If you haven’t been to a high school theatrical production lately, you’re in for a treat. No longer the realm of worn out PAR Cans and 30-year-old spotlights, high school performing arts departments are increasingly the domain of more sophisticated equipment.

Witness Winston Churchill High School in Potomac, MD, whose performing arts department strives to push the envelope, including in the area of lighting effects. For the school’s recent concert production of Les Miserables at the Gertrude Bish Auditorium, over 200 students from five different choirs and the Churchill Symphonic Orchestra came together for a one-night-only concert experience for the community.

Churchill produces an annual rock-n-roll revival show and is no stranger to automated lighting technology. Last year’s show incorporated over 60 luminaires, most of those Martin fixtures. For Les Miserables, lighting designer Scott Selman chose eight MAC 700 profile spots and two Jem ZR 24/7 hazers supplied by Main Light Industries.

Selman works as the media services technician at Churchill High School and is executive producer at Act Two Performing Arts, a youth focused non-profit theatre company. He says he chose the MAC 700 for its blend of features between the MAC 550 and MAC 2000. Their color temperature and overall lumen output helped solidify his decision.

“I needed a fixture first that was quiet. This is a concert with a symphonic orchestra and the score didn’t call for fixture noise,” says Selman. “I am a big fan of having lots of specials on hand. Their speed was a big plus, and the 700s gave me the ability to quickly jump between looks. The best thing about the fixture was the color mixing and zoom capabilities. I couldn’t handle MAC 2000s for this project and the 700 was a perfect compromise. In fact, I think I like it better, especially the stock template selection. I really like beam effects through haze and there are some wonderful breakup patterns included. I also found the color temperature of the lamp to be very pleasing. I have had balance issues with other sources in the past, and these 700W lamps seem to burn just right.”

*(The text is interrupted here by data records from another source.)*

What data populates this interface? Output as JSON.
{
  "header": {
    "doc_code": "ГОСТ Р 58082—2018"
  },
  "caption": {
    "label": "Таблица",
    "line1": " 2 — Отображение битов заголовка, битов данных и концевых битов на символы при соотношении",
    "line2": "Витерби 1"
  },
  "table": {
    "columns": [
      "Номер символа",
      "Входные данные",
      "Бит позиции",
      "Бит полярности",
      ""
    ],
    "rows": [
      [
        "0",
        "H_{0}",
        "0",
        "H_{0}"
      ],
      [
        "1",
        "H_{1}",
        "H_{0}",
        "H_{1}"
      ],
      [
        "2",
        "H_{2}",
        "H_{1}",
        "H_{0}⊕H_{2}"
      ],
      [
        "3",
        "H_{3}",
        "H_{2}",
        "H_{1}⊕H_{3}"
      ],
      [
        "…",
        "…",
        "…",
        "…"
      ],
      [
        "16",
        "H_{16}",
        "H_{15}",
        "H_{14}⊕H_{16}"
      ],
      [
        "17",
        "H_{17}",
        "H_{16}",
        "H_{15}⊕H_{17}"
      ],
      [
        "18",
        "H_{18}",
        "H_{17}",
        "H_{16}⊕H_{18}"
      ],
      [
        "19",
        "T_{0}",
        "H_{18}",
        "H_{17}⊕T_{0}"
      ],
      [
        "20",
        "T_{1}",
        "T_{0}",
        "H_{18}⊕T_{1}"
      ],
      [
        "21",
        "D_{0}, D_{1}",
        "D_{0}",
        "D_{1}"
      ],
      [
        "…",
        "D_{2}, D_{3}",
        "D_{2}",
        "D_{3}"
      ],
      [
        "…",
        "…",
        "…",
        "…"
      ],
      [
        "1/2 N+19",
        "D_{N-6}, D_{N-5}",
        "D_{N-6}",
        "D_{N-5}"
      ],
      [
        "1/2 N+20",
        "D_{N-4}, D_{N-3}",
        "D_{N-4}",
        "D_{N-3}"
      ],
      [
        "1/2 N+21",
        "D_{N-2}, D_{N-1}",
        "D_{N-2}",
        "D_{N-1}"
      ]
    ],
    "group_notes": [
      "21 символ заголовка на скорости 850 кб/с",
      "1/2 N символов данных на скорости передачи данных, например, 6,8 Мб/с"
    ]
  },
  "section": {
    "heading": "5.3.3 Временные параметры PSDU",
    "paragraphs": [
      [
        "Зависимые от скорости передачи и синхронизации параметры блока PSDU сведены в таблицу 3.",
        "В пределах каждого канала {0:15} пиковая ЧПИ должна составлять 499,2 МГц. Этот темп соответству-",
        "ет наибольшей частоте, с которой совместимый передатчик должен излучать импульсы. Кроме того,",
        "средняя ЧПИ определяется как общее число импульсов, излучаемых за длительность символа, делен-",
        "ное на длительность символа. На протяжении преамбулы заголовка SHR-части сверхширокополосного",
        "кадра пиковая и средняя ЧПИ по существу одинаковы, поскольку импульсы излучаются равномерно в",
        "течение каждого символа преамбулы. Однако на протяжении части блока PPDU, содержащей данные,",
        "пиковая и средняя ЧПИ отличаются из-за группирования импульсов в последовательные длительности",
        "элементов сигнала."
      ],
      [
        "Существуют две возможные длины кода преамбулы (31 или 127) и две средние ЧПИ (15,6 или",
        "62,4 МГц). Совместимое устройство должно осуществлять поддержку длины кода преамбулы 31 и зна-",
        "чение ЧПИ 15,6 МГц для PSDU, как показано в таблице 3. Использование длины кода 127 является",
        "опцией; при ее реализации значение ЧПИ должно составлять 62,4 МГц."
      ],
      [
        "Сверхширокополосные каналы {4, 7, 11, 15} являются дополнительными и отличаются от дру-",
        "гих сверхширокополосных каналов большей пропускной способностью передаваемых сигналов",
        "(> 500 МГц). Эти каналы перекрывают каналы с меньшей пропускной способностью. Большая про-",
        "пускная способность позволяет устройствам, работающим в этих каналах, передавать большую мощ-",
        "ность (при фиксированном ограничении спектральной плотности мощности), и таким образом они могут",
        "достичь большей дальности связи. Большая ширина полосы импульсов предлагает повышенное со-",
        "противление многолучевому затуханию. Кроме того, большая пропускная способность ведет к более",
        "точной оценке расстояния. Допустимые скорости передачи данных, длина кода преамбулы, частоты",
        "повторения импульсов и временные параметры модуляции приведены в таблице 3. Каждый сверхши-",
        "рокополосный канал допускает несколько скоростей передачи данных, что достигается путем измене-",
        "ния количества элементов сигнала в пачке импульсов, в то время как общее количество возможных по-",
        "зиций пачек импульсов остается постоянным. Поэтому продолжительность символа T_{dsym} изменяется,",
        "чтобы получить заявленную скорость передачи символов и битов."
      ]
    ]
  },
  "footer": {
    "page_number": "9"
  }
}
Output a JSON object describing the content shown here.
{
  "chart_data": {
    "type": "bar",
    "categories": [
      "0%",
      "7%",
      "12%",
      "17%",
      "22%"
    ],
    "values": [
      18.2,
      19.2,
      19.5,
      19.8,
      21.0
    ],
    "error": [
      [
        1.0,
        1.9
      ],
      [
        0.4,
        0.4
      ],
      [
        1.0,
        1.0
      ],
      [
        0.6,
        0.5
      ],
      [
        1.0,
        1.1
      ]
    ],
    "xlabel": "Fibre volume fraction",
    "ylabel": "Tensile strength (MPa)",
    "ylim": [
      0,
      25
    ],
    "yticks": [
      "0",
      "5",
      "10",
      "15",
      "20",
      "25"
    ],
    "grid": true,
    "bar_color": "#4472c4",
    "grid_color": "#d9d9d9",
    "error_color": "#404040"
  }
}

When asked about specific features of the MAC 700, Selman first mentions the color mixing system. “I found it to be very smooth and precise,” he says. “Unlike other fixtures I have used, the color field seemed to be very even, not fading off at the edges. Next would be the very nice zoom and focus adjustment. For the Les Mis concert, I used many live movements for effect and the beam change over time was very responsive. Lastly, the overall brightness of the fixture was probably its greatest asset. I love saturated colors and these pushed through without a hitch. Even with dark purples or dark reds, there was still plenty of light.”

Selman says he already has eight MAC 700s booked for another show in November and will be using 12 for a production in January, which will also feature four MAC 550s and 10 MAC 300s as well as FiberSource QFX150 powering a fiber-optic drop.